Application of Law to Facts: The disallowance cannot survive if the reassessment order is invalid.

Treatment of Competing Arguments: Revenue sought to sustain the disallowance, but the Tribunal held that merits need not be considered given invalid reassessment.

Conclusion: Disallowance under these sections is deleted due to invalid reassessment.

Issue 5: Justification of Special Audit under Section 142(2A)

Relevant Legal Framework and Precedents: Section 142(2A) empowers AO to direct special audit where accounts are complex or require detailed scrutiny.

Court's Interpretation and Reasoning: The assessee contended that the AO erred in ordering special audit without satisfying the complexity of accounts, which had remained consistent over years. The Tribunal did not specifically adjudicate this issue but allowed the Cross Objection supporting the assessee's stance.

Key Evidence and Findings: Nature and complexity of accounts as per assessee's submissions.

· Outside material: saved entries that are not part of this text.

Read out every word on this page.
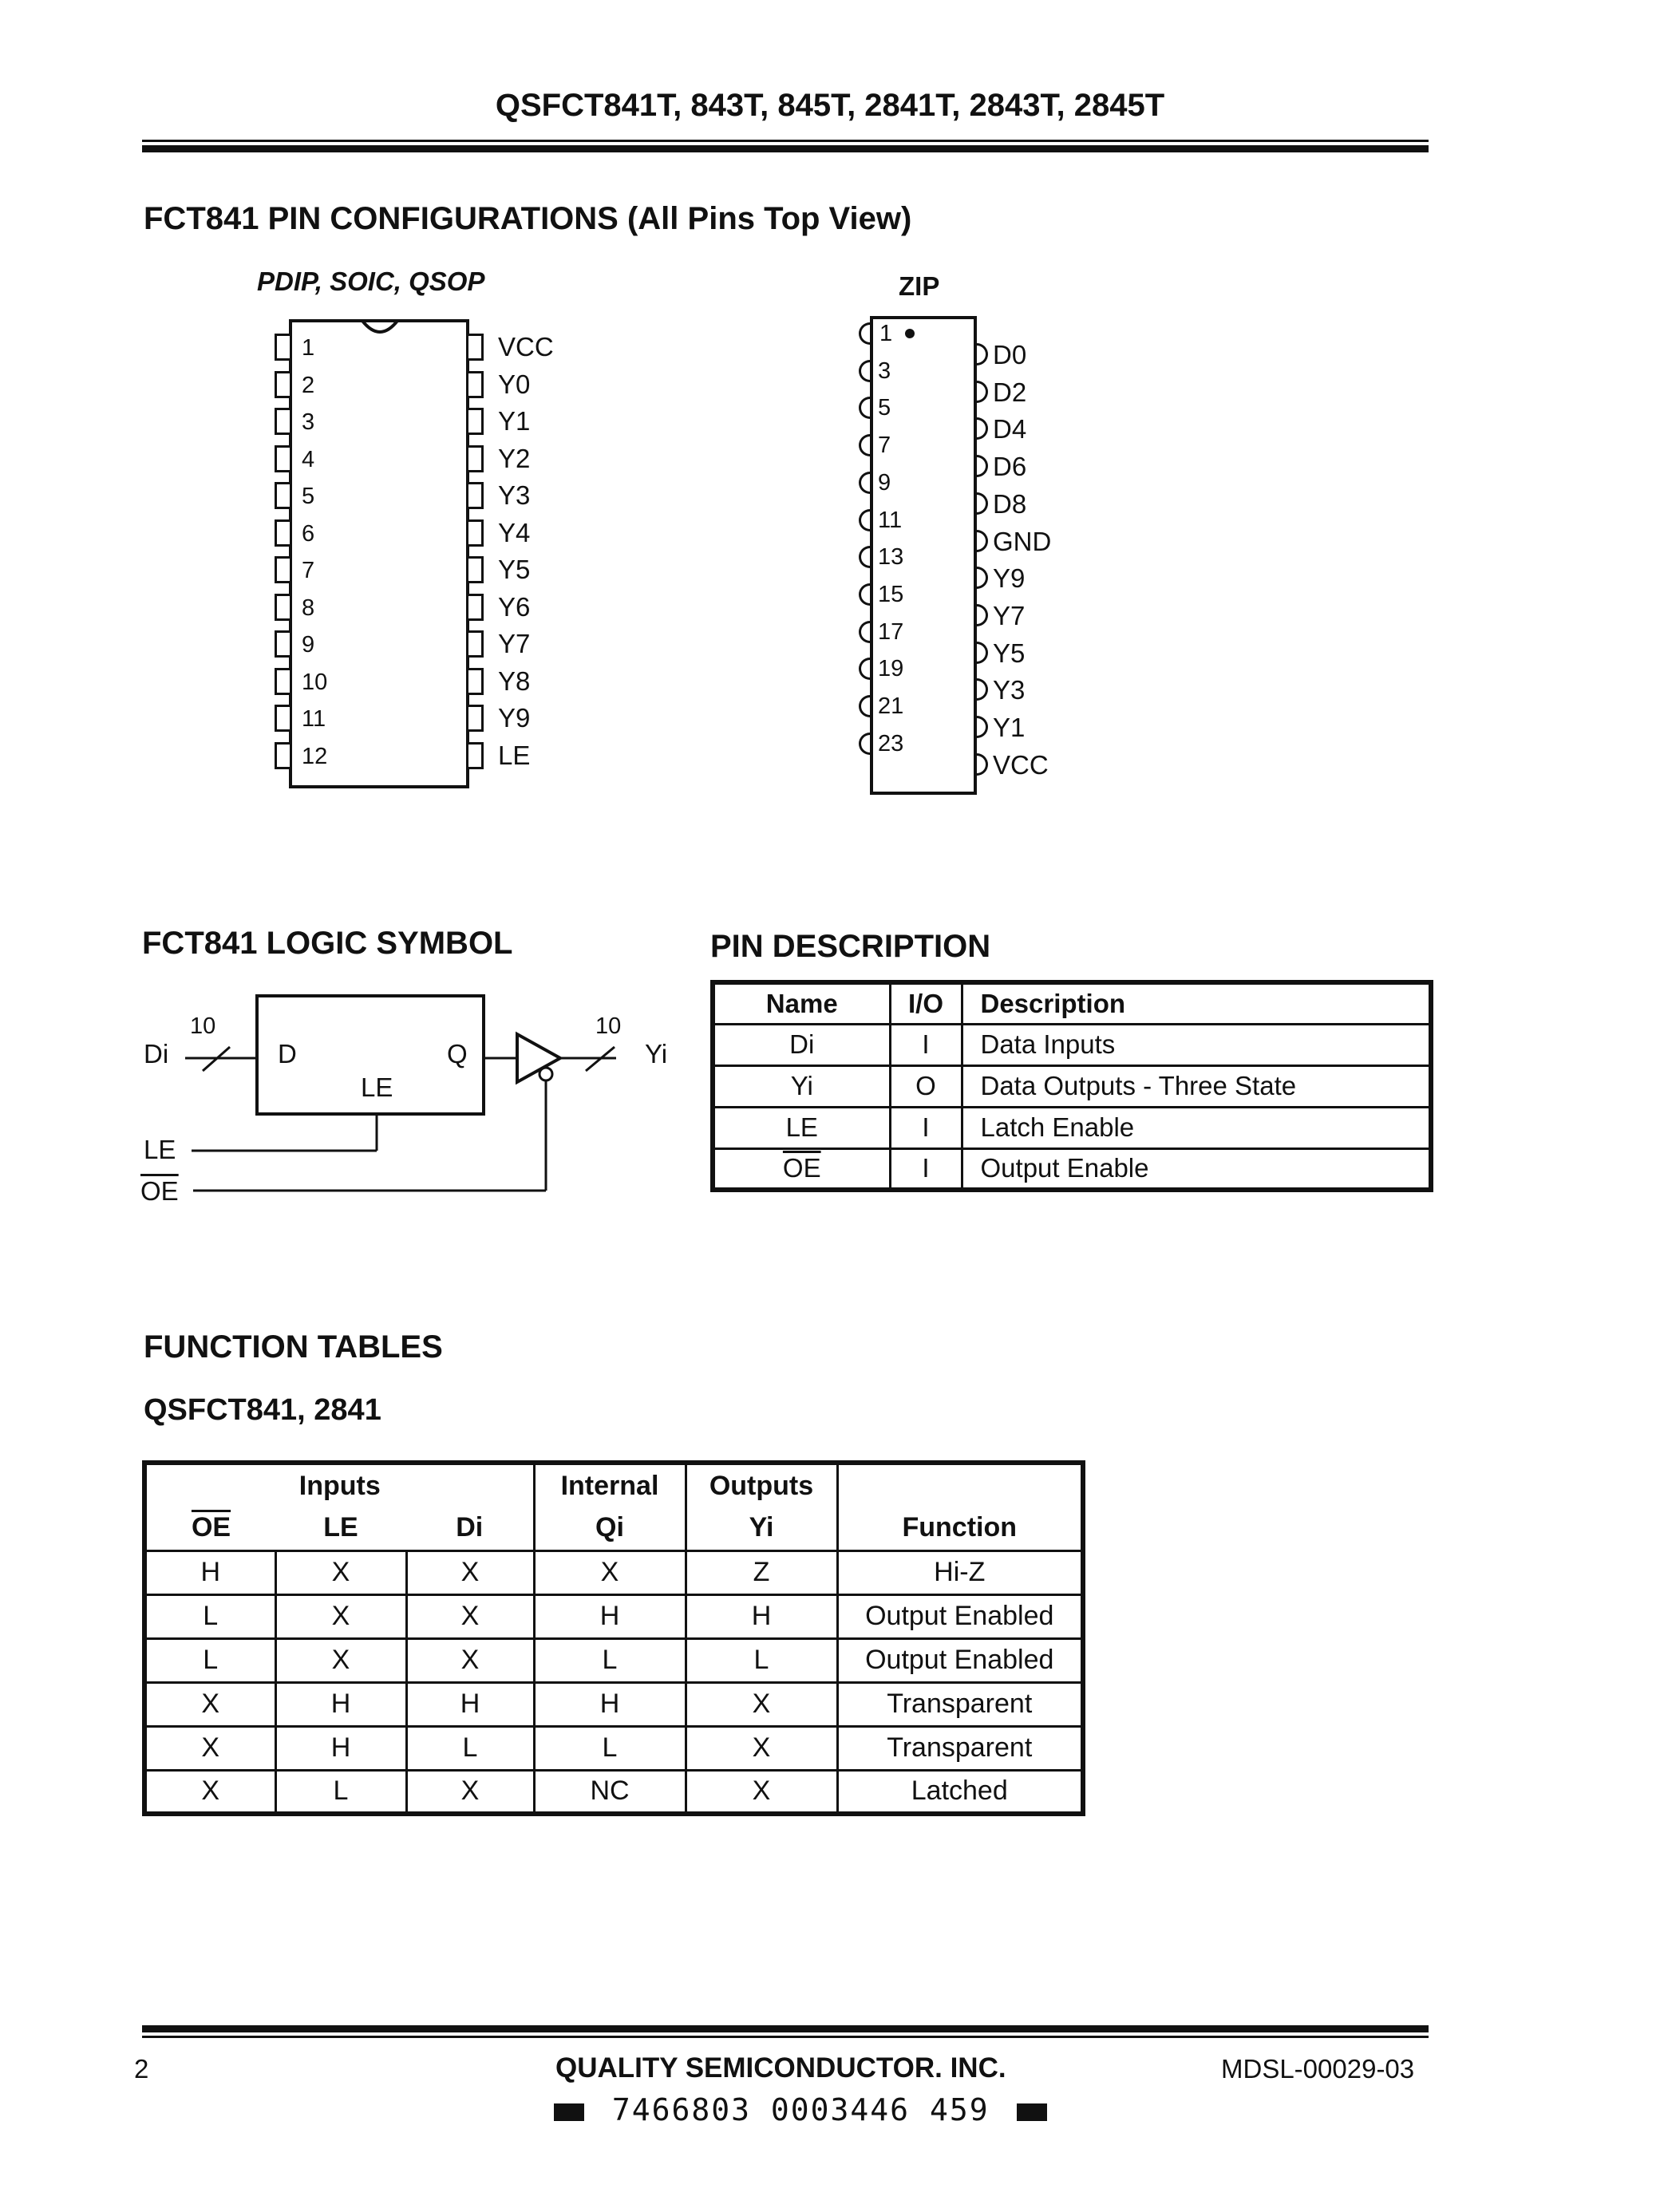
QSFCT841T, 843T, 845T, 2841T, 2843T, 2845T
FCT841 PIN CONFIGURATIONS (All Pins Top View)
PDIP, SOIC, QSOP
1
2
3
4
5
6
7
8
9
10
11
12
VCC
Y0
Y1
Y2
Y3
Y4
Y5
Y6
Y7
Y8
Y9
LE
ZIP
1
3
5
7
9
11
13
15
17
19
21
23
D0
D2
D4
D6
D8
GND
Y9
Y7
Y5
Y3
Y1
VCC
FCT841 LOGIC SYMBOL
Di
10
D	Q
LE
10
Yi
LE
$\overline{OE}$
PIN DESCRIPTION
Name	I/O	Description
Di	I	Data Inputs
Yi	O	Data Outputs - Three State
LE	I	Latch Enable
$\overline{OE}$	I	Output Enable
FUNCTION TABLES
QSFCT841, 2841
Inputs			Internal	Outputs	
$\overline{OE}$	LE	Di	Qi	Yi	Function
H	X	X	X	Z	Hi-Z
L	X	X	H	H	Output Enabled
L	X	X	L	L	Output Enabled
X	H	H	H	X	Transparent
X	H	L	L	X	Transparent
X	L	X	NC	X	Latched
2	QUALITY SEMICONDUCTOR. INC.	MDSL-00029-03
7466803 0003446 459
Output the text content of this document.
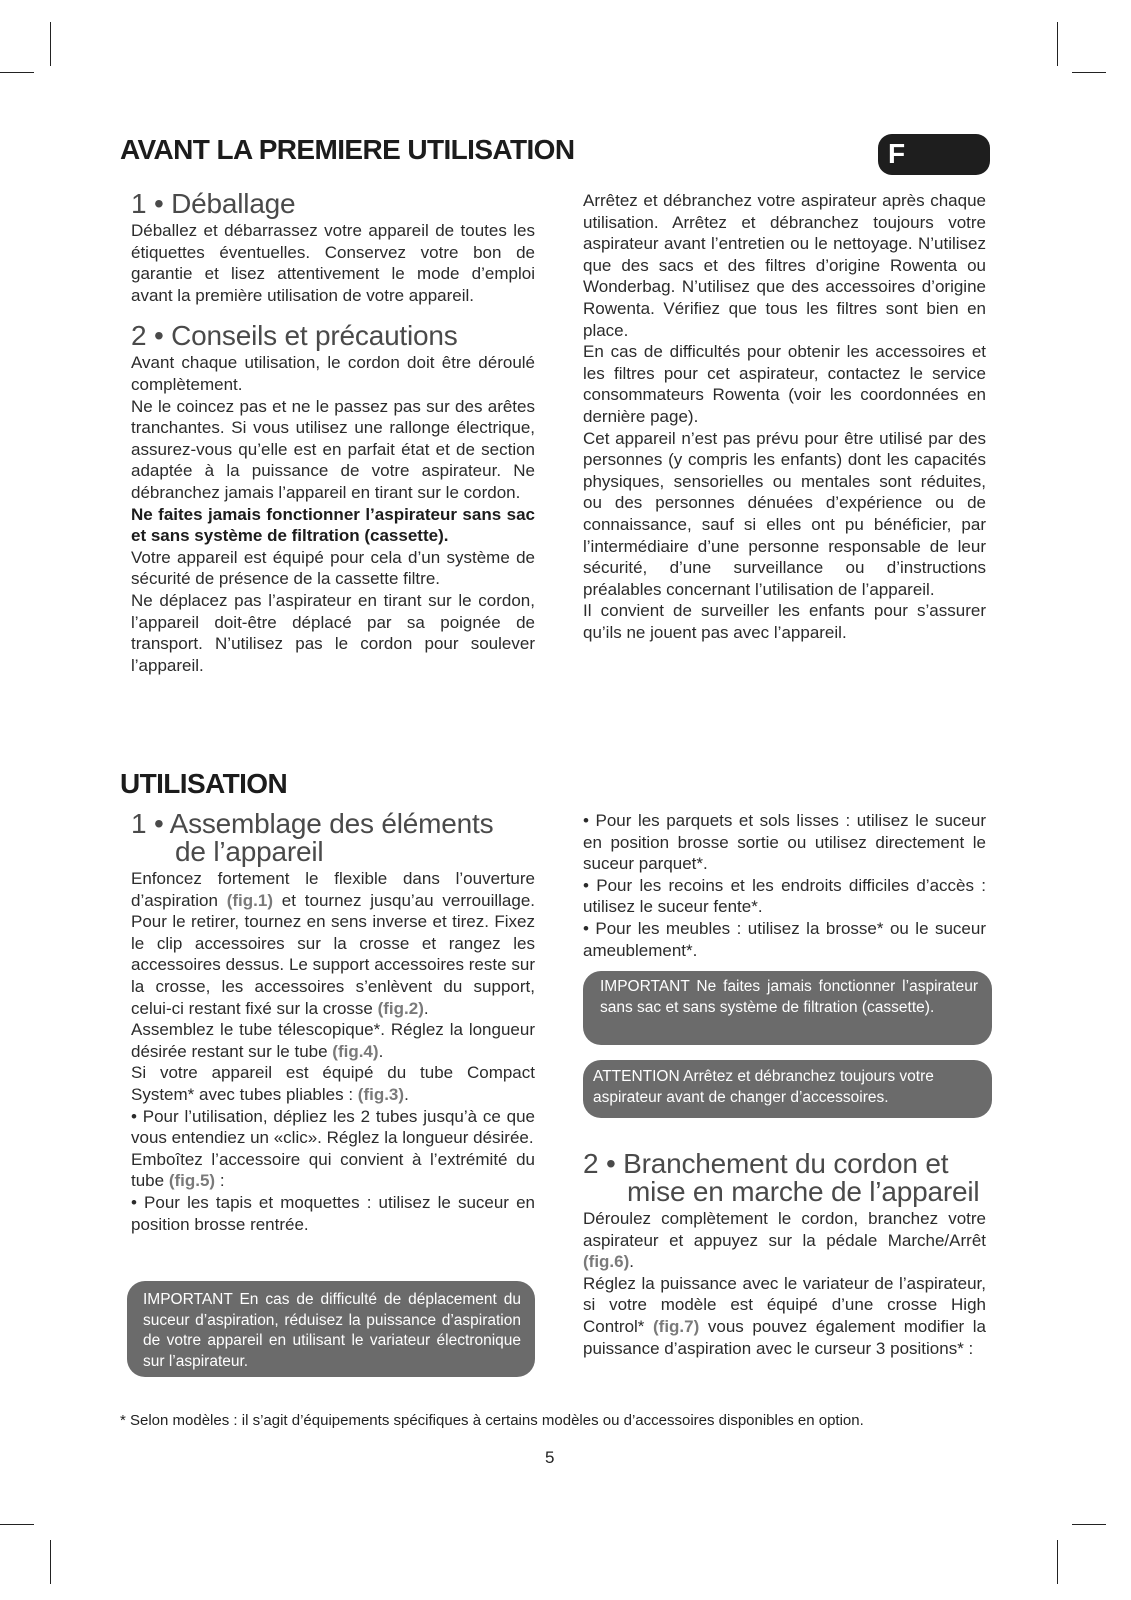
AVANT LA PREMIERE UTILISATION	F
UTILISATION
1 • Déballage

Déballez et débarrassez votre appareil de toutes les étiquettes éventuelles. Conservez votre bon de garantie et lisez attentivement le mode d’emploi avant la première utilisation de votre appareil.

2 • Conseils et précautions

Avant chaque utilisation, le cordon doit être déroulé complètement.

Ne le coincez pas et ne le passez pas sur des arêtes tranchantes. Si vous utilisez une rallonge électrique, assurez-vous qu’elle est en parfait état et de section adaptée à la puissance de votre aspirateur. Ne débranchez jamais l’appareil en tirant sur le cordon.

Ne faites jamais fonctionner l’aspirateur sans sac et sans système de filtration (cassette).

Votre appareil est équipé pour cela d’un système de sécurité de présence de la cassette filtre.

Ne déplacez pas l’aspirateur en tirant sur le cordon, l’appareil doit-être déplacé par sa poignée de transport. N’utilisez pas le cordon pour soulever l’appareil.

Arrêtez et débranchez votre aspirateur après chaque utilisation. Arrêtez et débranchez toujours votre aspirateur avant l’entretien ou le nettoyage. N’utilisez que des sacs et des filtres d’origine Rowenta ou Wonderbag. N’utilisez que des accessoires d’origine Rowenta. Vérifiez que tous les filtres sont bien en place.

En cas de difficultés pour obtenir les accessoires et les filtres pour cet aspirateur, contactez le service consommateurs Rowenta (voir les coordonnées en dernière page).

Cet appareil n’est pas prévu pour être utilisé par des personnes (y compris les enfants) dont les capacités physiques, sensorielles ou mentales sont réduites, ou des personnes dénuées d’expérience ou de connaissance, sauf si elles ont pu bénéficier, par l’intermédiaire d’une personne responsable de leur sécurité, d’une surveillance ou d’instructions préalables concernant l’utilisation de l’appareil.

Il convient de surveiller les enfants pour s’assurer qu’ils ne jouent pas avec l’appareil.

1 • Assemblage des éléments
de l’appareil

Enfoncez fortement le flexible dans l’ouverture d’aspiration (fig.1) et tournez jusqu’au verrouillage. Pour le retirer, tournez en sens inverse et tirez. Fixez le clip accessoires sur la crosse et rangez les accessoires dessus. Le support accessoires reste sur la crosse, les accessoires s’enlèvent du support, celui-ci restant fixé sur la crosse (fig.2).

Assemblez le tube télescopique*. Réglez la longueur désirée restant sur le tube (fig.4).

Si votre appareil est équipé du tube Compact System* avec tubes pliables : (fig.3).

• Pour l’utilisation, dépliez les 2 tubes jusqu’à ce que vous entendiez un «clic». Réglez la longueur désirée.

Emboîtez l’accessoire qui convient à l’extrémité du tube (fig.5) :

• Pour les tapis et moquettes : utilisez le suceur en position brosse rentrée.

IMPORTANT En cas de difficulté de déplacement du suceur d’aspiration, réduisez la puissance d’aspiration de votre appareil en utilisant le variateur électronique sur l’aspirateur.

• Pour les parquets et sols lisses : utilisez le suceur en position brosse sortie ou utilisez directement le suceur parquet*.

• Pour les recoins et les endroits difficiles d’accès : utilisez le suceur fente*.

• Pour les meubles : utilisez la brosse* ou le suceur ameublement*.

IMPORTANT Ne faites jamais fonctionner l’aspirateur sans sac et sans système de filtration (cassette).
ATTENTION Arrêtez et débranchez toujours votre aspirateur avant de changer d’accessoires.
2 • Branchement du cordon et
mise en marche de l’appareil

Déroulez complètement le cordon, branchez votre aspirateur et appuyez sur la pédale Marche/Arrêt (fig.6).

Réglez la puissance avec le variateur de l’aspirateur, si votre modèle est équipé d’une crosse High Control* (fig.7) vous pouvez également modifier la puissance d’aspiration avec le curseur 3 positions* :

* Selon modèles : il s’agit d’équipements spécifiques à certains modèles ou d’accessoires disponibles en option.
5
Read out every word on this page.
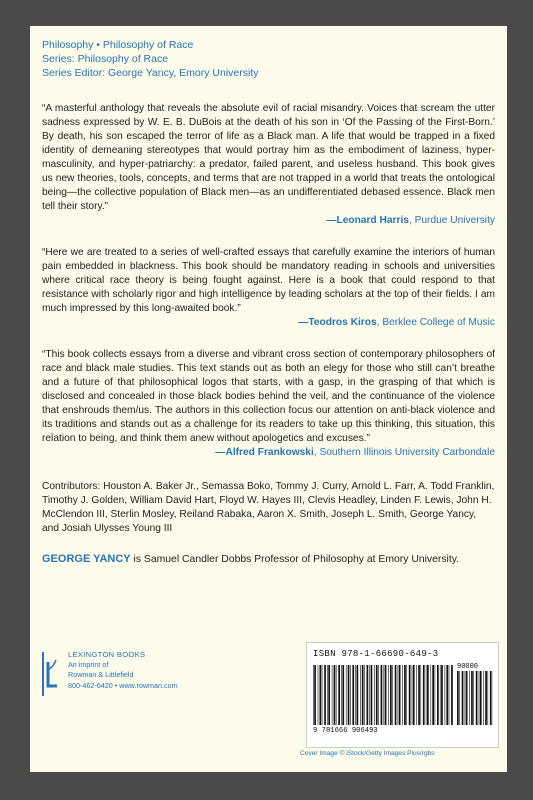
Philosophy • Philosophy of Race
Series: Philosophy of Race
Series Editor: George Yancy, Emory University
“A masterful anthology that reveals the absolute evil of racial misandry. Voices that scream the utter sadness expressed by W. E. B. DuBois at the death of his son in ‘Of the Passing of the First-Born.’ By death, his son escaped the terror of life as a Black man. A life that would be trapped in a fixed identity of demeaning stereotypes that would portray him as the embodiment of laziness, hyper-masculinity, and hyper-patriarchy: a predator, failed parent, and useless husband. This book gives us new theories, tools, concepts, and terms that are not trapped in a world that treats the ontological being—the collective population of Black men—as an undifferentiated debased essence. Black men tell their story.”
—Leonard Harris, Purdue University
“Here we are treated to a series of well-crafted essays that carefully examine the interiors of human pain embedded in blackness. This book should be mandatory reading in schools and universities where critical race theory is being fought against. Here is a book that could respond to that resistance with scholarly rigor and high intelligence by leading scholars at the top of their fields. I am much impressed by this long-awaited book.”
—Teodros Kiros, Berklee College of Music
“This book collects essays from a diverse and vibrant cross section of contemporary philosophers of race and black male studies. This text stands out as both an elegy for those who still can’t breathe and a future of that philosophical logos that starts, with a gasp, in the grasping of that which is disclosed and concealed in those black bodies behind the veil, and the continuance of the violence that enshrouds them/us. The authors in this collection focus our attention on anti-black violence and its traditions and stands out as a challenge for its readers to take up this thinking, this situation, this relation to being, and think them anew without apologetics and excuses.”
—Alfred Frankowski, Southern Illinois University Carbondale
Contributors: Houston A. Baker Jr., Semassa Boko, Tommy J. Curry, Arnold L. Farr, A. Todd Franklin, Timothy J. Golden, William David Hart, Floyd W. Hayes III, Clevis Headley, Linden F. Lewis, John H. McClendon III, Sterlin Mosley, Reiland Rabaka, Aaron X. Smith, Joseph L. Smith, George Yancy, and Josiah Ulysses Young III
GEORGE YANCY is Samuel Candler Dobbs Professor of Philosophy at Emory University.
LEXINGTON BOOKS
An imprint of
Rowman & Littlefield
800-462-6420 • www.rowman.com
ISBN 978-1-66690-649-3
90000
9 781666 906493
Cover Image © iStock/Getty Images Plus/rgbs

Application of Law to Facts: No specific findings recorded, but the allowance of Cross Objection indicates acceptance of assessee's contention.

Treatment of Competing Arguments: Revenue did not contest this point effectively.

Conclusion: The special audit direction was not sustained.

3. SIGNIFICANT HOLDINGS

- "If the very foundation of the reopening is knocked out, any further proceeding in respect to such assessment naturally would not survive."

- "Explanation 3 to Section 147 of the Act thus does not in any manner, even purport to expand the powers of the Assessing Officer under Section 147 of the Act."

- "Reopening beyond four years from the end of the relevant assessment year requires the condition that income chargeable to tax has escaped assessment for the reason of the failure on the part of the assessee to disclose truly and fully all material facts."

- "When the ground on which reopening of assessment and no addition was made by the Ld AO, he could not make additions on some other grounds which did not form part of reasons recorded by him."

- "Reassessment on non-existent and factually incorrect reasons is not permissible and such proceedings deserves to be quashed."

- The Tribunal finally held that the reassessment order was invalid and quashed the same, thereby dismissing the Revenue's appeal and allowing the assessee's Cross Objection.